Collaborator
James Hartle
The American physicist who, with Hawking, proposed the no-boundary model of the universe, one of the boldest attempts ever made to explain how the cosmos began.
Last updated 23 May 2026 · How we research
James Hartle, who lived from 1939 to 2023, was an American theoretical physicist based for most of his career at the University of California, Santa Barbara. A specialist in gravitation and the foundations of quantum mechanics, he was the partner behind one of Hawking's most ambitious ideas.
His own work
Hartle worked on applying quantum mechanics to gravity and to the universe as a whole, a notoriously difficult problem.
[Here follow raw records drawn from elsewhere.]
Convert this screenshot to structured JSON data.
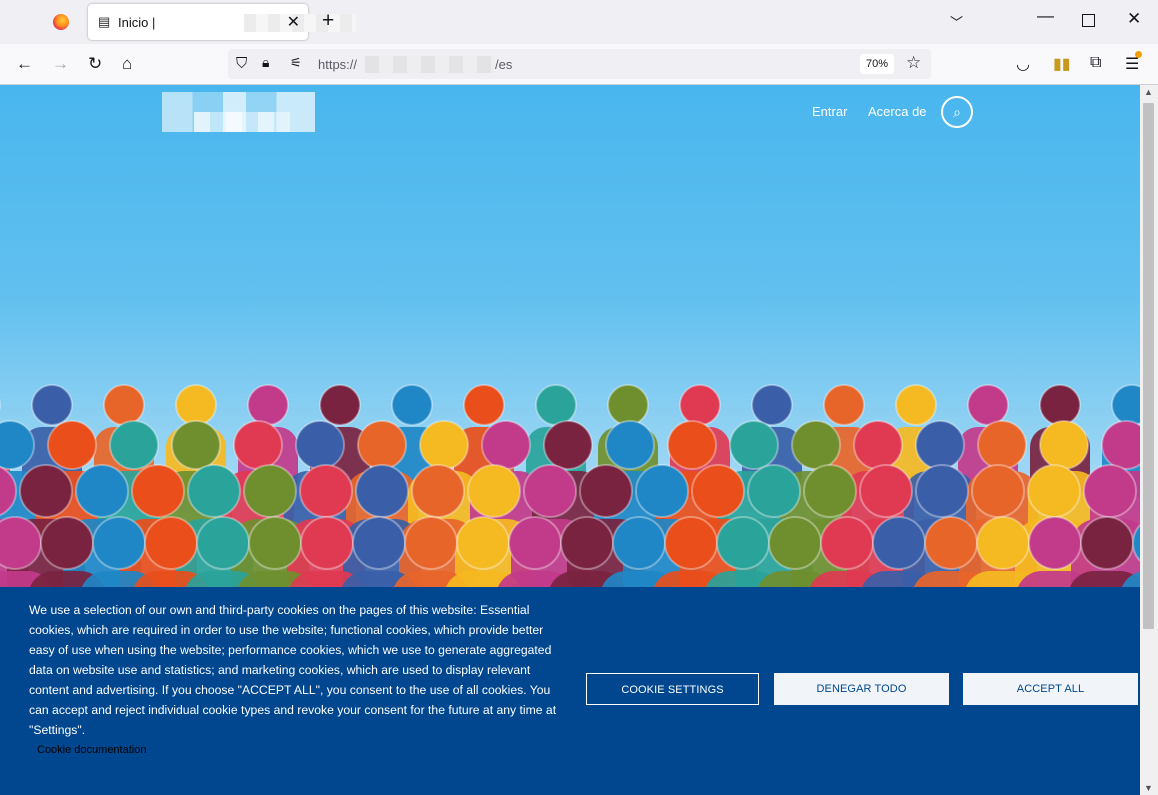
{
  "browser": {
    "tab_title": "Inicio |",
    "url_prefix": "https://",
    "url_suffix": "/es",
    "zoom": "70%"
  },
  "site": {
    "nav": {
      "login": "Entrar",
      "about": "Acerca de"
    }
  },
  "cookie_banner": {
    "text": "We use a selection of our own and third-party cookies on the pages of this website: Essential cookies, which are required in order to use the website; functional cookies, which provide better easy of use when using the website; performance cookies, which we use to generate aggregated data on website use and statistics; and marketing cookies, which are used to display relevant content and advertising. If you choose \"ACCEPT ALL\", you consent to the use of all cookies. You can accept and reject individual cookie types and revoke your consent for the future at any time at \"Settings\".",
    "doc_link": "Cookie documentation",
    "settings_label": "COOKIE SETTINGS",
    "deny_label": "DENEGAR TODO",
    "accept_label": "ACCEPT ALL"
  },
  "colors": {
    "banner_bg": "#00478f",
    "sky_top": "#48b6ee",
    "figures": [
      "#e03a52",
      "#f5b921",
      "#1f87c5",
      "#6f8f2f",
      "#e8652a",
      "#7a2340",
      "#2aa39a",
      "#3a5fa8",
      "#c23a8a",
      "#e94e1b"
    ]
  }
}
Beyond his work with Hawking, he is known for developing, with the Nobel laureate Murray Gell-Mann, the "decoherent histories" approach to quantum mechanics, an attempt to make sense of how the definite, classical world we experience emerges from underlying quantum uncertainty. He also wrote a respected modern textbook on general relativity.
His connection to Hawking
Hartle and Hawking are jointly remembered for the no-boundary proposal of 1983, sometimes called the Hartle-Hawking state. It is one of the most striking ideas in modern cosmology. Asking what came "before" the Big Bang, they argued, may be as meaningless as asking what lies north of the North Pole.
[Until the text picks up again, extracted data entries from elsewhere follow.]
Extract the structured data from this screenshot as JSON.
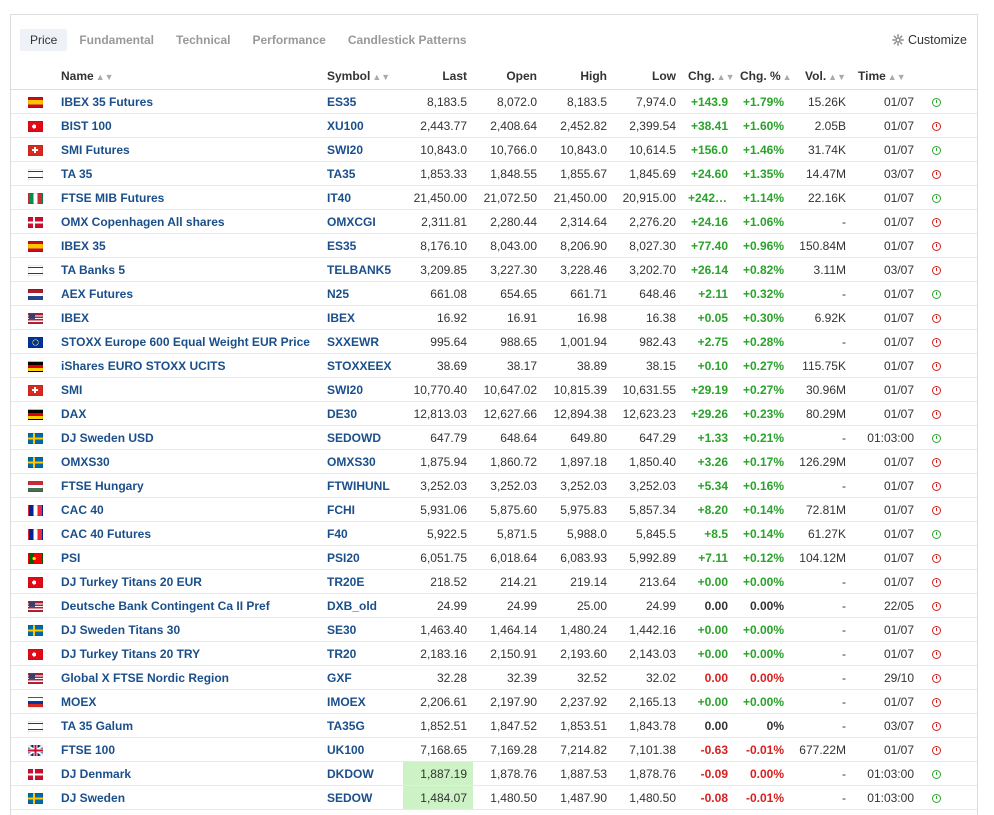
{
  "tabs": [
    {
      "label": "Price",
      "active": true
    },
    {
      "label": "Fundamental",
      "active": false
    },
    {
      "label": "Technical",
      "active": false
    },
    {
      "label": "Performance",
      "active": false
    },
    {
      "label": "Candlestick Patterns",
      "active": false
    }
  ],
  "customize_label": "Customize",
  "columns": {
    "name": "Name",
    "symbol": "Symbol",
    "last": "Last",
    "open": "Open",
    "high": "High",
    "low": "Low",
    "chg": "Chg.",
    "chgpct": "Chg. %",
    "vol": "Vol.",
    "time": "Time"
  },
  "colors": {
    "positive": "#29a329",
    "negative": "#d62020",
    "link": "#1a4f8b",
    "highlight": "#ccf2c5"
  },
  "rows": [
    {
      "flag": "spain",
      "name": "IBEX 35 Futures",
      "symbol": "ES35",
      "last": "8,183.5",
      "open": "8,072.0",
      "high": "8,183.5",
      "low": "7,974.0",
      "chg": "+143.9",
      "chgpct": "+1.79%",
      "vol": "15.26K",
      "time": "01/07",
      "dir": "pos",
      "status": "open"
    },
    {
      "flag": "turkey",
      "name": "BIST 100",
      "symbol": "XU100",
      "last": "2,443.77",
      "open": "2,408.64",
      "high": "2,452.82",
      "low": "2,399.54",
      "chg": "+38.41",
      "chgpct": "+1.60%",
      "vol": "2.05B",
      "time": "01/07",
      "dir": "pos",
      "status": "closed"
    },
    {
      "flag": "switzerland",
      "name": "SMI Futures",
      "symbol": "SWI20",
      "last": "10,843.0",
      "open": "10,766.0",
      "high": "10,843.0",
      "low": "10,614.5",
      "chg": "+156.0",
      "chgpct": "+1.46%",
      "vol": "31.74K",
      "time": "01/07",
      "dir": "pos",
      "status": "open"
    },
    {
      "flag": "israel",
      "name": "TA 35",
      "symbol": "TA35",
      "last": "1,853.33",
      "open": "1,848.55",
      "high": "1,855.67",
      "low": "1,845.69",
      "chg": "+24.60",
      "chgpct": "+1.35%",
      "vol": "14.47M",
      "time": "03/07",
      "dir": "pos",
      "status": "closed"
    },
    {
      "flag": "italy",
      "name": "FTSE MIB Futures",
      "symbol": "IT40",
      "last": "21,450.00",
      "open": "21,072.50",
      "high": "21,450.00",
      "low": "20,915.00",
      "chg": "+242.00",
      "chgpct": "+1.14%",
      "vol": "22.16K",
      "time": "01/07",
      "dir": "pos",
      "status": "open"
    },
    {
      "flag": "denmark",
      "name": "OMX Copenhagen All shares",
      "symbol": "OMXCGI",
      "last": "2,311.81",
      "open": "2,280.44",
      "high": "2,314.64",
      "low": "2,276.20",
      "chg": "+24.16",
      "chgpct": "+1.06%",
      "vol": "-",
      "time": "01/07",
      "dir": "pos",
      "status": "closed"
    },
    {
      "flag": "spain",
      "name": "IBEX 35",
      "symbol": "ES35",
      "last": "8,176.10",
      "open": "8,043.00",
      "high": "8,206.90",
      "low": "8,027.30",
      "chg": "+77.40",
      "chgpct": "+0.96%",
      "vol": "150.84M",
      "time": "01/07",
      "dir": "pos",
      "status": "closed"
    },
    {
      "flag": "israel",
      "name": "TA Banks 5",
      "symbol": "TELBANK5",
      "last": "3,209.85",
      "open": "3,227.30",
      "high": "3,228.46",
      "low": "3,202.70",
      "chg": "+26.14",
      "chgpct": "+0.82%",
      "vol": "3.11M",
      "time": "03/07",
      "dir": "pos",
      "status": "closed"
    },
    {
      "flag": "netherlands",
      "name": "AEX Futures",
      "symbol": "N25",
      "last": "661.08",
      "open": "654.65",
      "high": "661.71",
      "low": "648.46",
      "chg": "+2.11",
      "chgpct": "+0.32%",
      "vol": "-",
      "time": "01/07",
      "dir": "pos",
      "status": "open"
    },
    {
      "flag": "usa",
      "name": "IBEX",
      "symbol": "IBEX",
      "last": "16.92",
      "open": "16.91",
      "high": "16.98",
      "low": "16.38",
      "chg": "+0.05",
      "chgpct": "+0.30%",
      "vol": "6.92K",
      "time": "01/07",
      "dir": "pos",
      "status": "closed"
    },
    {
      "flag": "eu",
      "name": "STOXX Europe 600 Equal Weight EUR Price",
      "symbol": "SXXEWR",
      "last": "995.64",
      "open": "988.65",
      "high": "1,001.94",
      "low": "982.43",
      "chg": "+2.75",
      "chgpct": "+0.28%",
      "vol": "-",
      "time": "01/07",
      "dir": "pos",
      "status": "closed"
    },
    {
      "flag": "germany",
      "name": "iShares EURO STOXX UCITS",
      "symbol": "STOXXEEX",
      "last": "38.69",
      "open": "38.17",
      "high": "38.89",
      "low": "38.15",
      "chg": "+0.10",
      "chgpct": "+0.27%",
      "vol": "115.75K",
      "time": "01/07",
      "dir": "pos",
      "status": "closed"
    },
    {
      "flag": "switzerland",
      "name": "SMI",
      "symbol": "SWI20",
      "last": "10,770.40",
      "open": "10,647.02",
      "high": "10,815.39",
      "low": "10,631.55",
      "chg": "+29.19",
      "chgpct": "+0.27%",
      "vol": "30.96M",
      "time": "01/07",
      "dir": "pos",
      "status": "closed"
    },
    {
      "flag": "germany",
      "name": "DAX",
      "symbol": "DE30",
      "last": "12,813.03",
      "open": "12,627.66",
      "high": "12,894.38",
      "low": "12,623.23",
      "chg": "+29.26",
      "chgpct": "+0.23%",
      "vol": "80.29M",
      "time": "01/07",
      "dir": "pos",
      "status": "closed"
    },
    {
      "flag": "sweden",
      "name": "DJ Sweden USD",
      "symbol": "SEDOWD",
      "last": "647.79",
      "open": "648.64",
      "high": "649.80",
      "low": "647.29",
      "chg": "+1.33",
      "chgpct": "+0.21%",
      "vol": "-",
      "time": "01:03:00",
      "dir": "pos",
      "status": "open"
    },
    {
      "flag": "sweden",
      "name": "OMXS30",
      "symbol": "OMXS30",
      "last": "1,875.94",
      "open": "1,860.72",
      "high": "1,897.18",
      "low": "1,850.40",
      "chg": "+3.26",
      "chgpct": "+0.17%",
      "vol": "126.29M",
      "time": "01/07",
      "dir": "pos",
      "status": "closed"
    },
    {
      "flag": "hungary",
      "name": "FTSE Hungary",
      "symbol": "FTWIHUNL",
      "last": "3,252.03",
      "open": "3,252.03",
      "high": "3,252.03",
      "low": "3,252.03",
      "chg": "+5.34",
      "chgpct": "+0.16%",
      "vol": "-",
      "time": "01/07",
      "dir": "pos",
      "status": "closed"
    },
    {
      "flag": "france",
      "name": "CAC 40",
      "symbol": "FCHI",
      "last": "5,931.06",
      "open": "5,875.60",
      "high": "5,975.83",
      "low": "5,857.34",
      "chg": "+8.20",
      "chgpct": "+0.14%",
      "vol": "72.81M",
      "time": "01/07",
      "dir": "pos",
      "status": "closed"
    },
    {
      "flag": "france",
      "name": "CAC 40 Futures",
      "symbol": "F40",
      "last": "5,922.5",
      "open": "5,871.5",
      "high": "5,988.0",
      "low": "5,845.5",
      "chg": "+8.5",
      "chgpct": "+0.14%",
      "vol": "61.27K",
      "time": "01/07",
      "dir": "pos",
      "status": "open"
    },
    {
      "flag": "portugal",
      "name": "PSI",
      "symbol": "PSI20",
      "last": "6,051.75",
      "open": "6,018.64",
      "high": "6,083.93",
      "low": "5,992.89",
      "chg": "+7.11",
      "chgpct": "+0.12%",
      "vol": "104.12M",
      "time": "01/07",
      "dir": "pos",
      "status": "closed"
    },
    {
      "flag": "turkey",
      "name": "DJ Turkey Titans 20 EUR",
      "symbol": "TR20E",
      "last": "218.52",
      "open": "214.21",
      "high": "219.14",
      "low": "213.64",
      "chg": "+0.00",
      "chgpct": "+0.00%",
      "vol": "-",
      "time": "01/07",
      "dir": "pos",
      "status": "closed"
    },
    {
      "flag": "usa",
      "name": "Deutsche Bank Contingent Ca II Pref",
      "symbol": "DXB_old",
      "last": "24.99",
      "open": "24.99",
      "high": "25.00",
      "low": "24.99",
      "chg": "0.00",
      "chgpct": "0.00%",
      "vol": "-",
      "time": "22/05",
      "dir": "flat",
      "status": "closed"
    },
    {
      "flag": "sweden",
      "name": "DJ Sweden Titans 30",
      "symbol": "SE30",
      "last": "1,463.40",
      "open": "1,464.14",
      "high": "1,480.24",
      "low": "1,442.16",
      "chg": "+0.00",
      "chgpct": "+0.00%",
      "vol": "-",
      "time": "01/07",
      "dir": "pos",
      "status": "closed"
    },
    {
      "flag": "turkey",
      "name": "DJ Turkey Titans 20 TRY",
      "symbol": "TR20",
      "last": "2,183.16",
      "open": "2,150.91",
      "high": "2,193.60",
      "low": "2,143.03",
      "chg": "+0.00",
      "chgpct": "+0.00%",
      "vol": "-",
      "time": "01/07",
      "dir": "pos",
      "status": "closed"
    },
    {
      "flag": "usa",
      "name": "Global X FTSE Nordic Region",
      "symbol": "GXF",
      "last": "32.28",
      "open": "32.39",
      "high": "32.52",
      "low": "32.02",
      "chg": "0.00",
      "chgpct": "0.00%",
      "vol": "-",
      "time": "29/10",
      "dir": "neg",
      "status": "closed"
    },
    {
      "flag": "russia",
      "name": "MOEX",
      "symbol": "IMOEX",
      "last": "2,206.61",
      "open": "2,197.90",
      "high": "2,237.92",
      "low": "2,165.13",
      "chg": "+0.00",
      "chgpct": "+0.00%",
      "vol": "-",
      "time": "01/07",
      "dir": "pos",
      "status": "closed"
    },
    {
      "flag": "israel",
      "name": "TA 35 Galum",
      "symbol": "TA35G",
      "last": "1,852.51",
      "open": "1,847.52",
      "high": "1,853.51",
      "low": "1,843.78",
      "chg": "0.00",
      "chgpct": "0%",
      "vol": "-",
      "time": "03/07",
      "dir": "flat",
      "status": "closed"
    },
    {
      "flag": "uk",
      "name": "FTSE 100",
      "symbol": "UK100",
      "last": "7,168.65",
      "open": "7,169.28",
      "high": "7,214.82",
      "low": "7,101.38",
      "chg": "-0.63",
      "chgpct": "-0.01%",
      "vol": "677.22M",
      "time": "01/07",
      "dir": "neg",
      "status": "closed"
    },
    {
      "flag": "denmark",
      "name": "DJ Denmark",
      "symbol": "DKDOW",
      "last": "1,887.19",
      "open": "1,878.76",
      "high": "1,887.53",
      "low": "1,878.76",
      "chg": "-0.09",
      "chgpct": "0.00%",
      "vol": "-",
      "time": "01:03:00",
      "dir": "neg",
      "status": "open",
      "highlight_last": true
    },
    {
      "flag": "sweden",
      "name": "DJ Sweden",
      "symbol": "SEDOW",
      "last": "1,484.07",
      "open": "1,480.50",
      "high": "1,487.90",
      "low": "1,480.50",
      "chg": "-0.08",
      "chgpct": "-0.01%",
      "vol": "-",
      "time": "01:03:00",
      "dir": "neg",
      "status": "open",
      "highlight_last": true
    }
  ]
}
Using a mathematical device called imaginary time, they proposed that near its origin the universe had no sharp boundary or starting edge, no initial singularity at all. Instead, time near the beginning behaved smoothly, like another direction of space, so the universe is finite but has no first moment, just as the Earth's surface is finite but has no edge. It was a serious attempt to remove the singularity that Hawking's own earlier theorems had insisted upon, by bringing quantum mechanics into the picture. The proposal remains one of the boldest answers anyone has offered to the question of how everything began.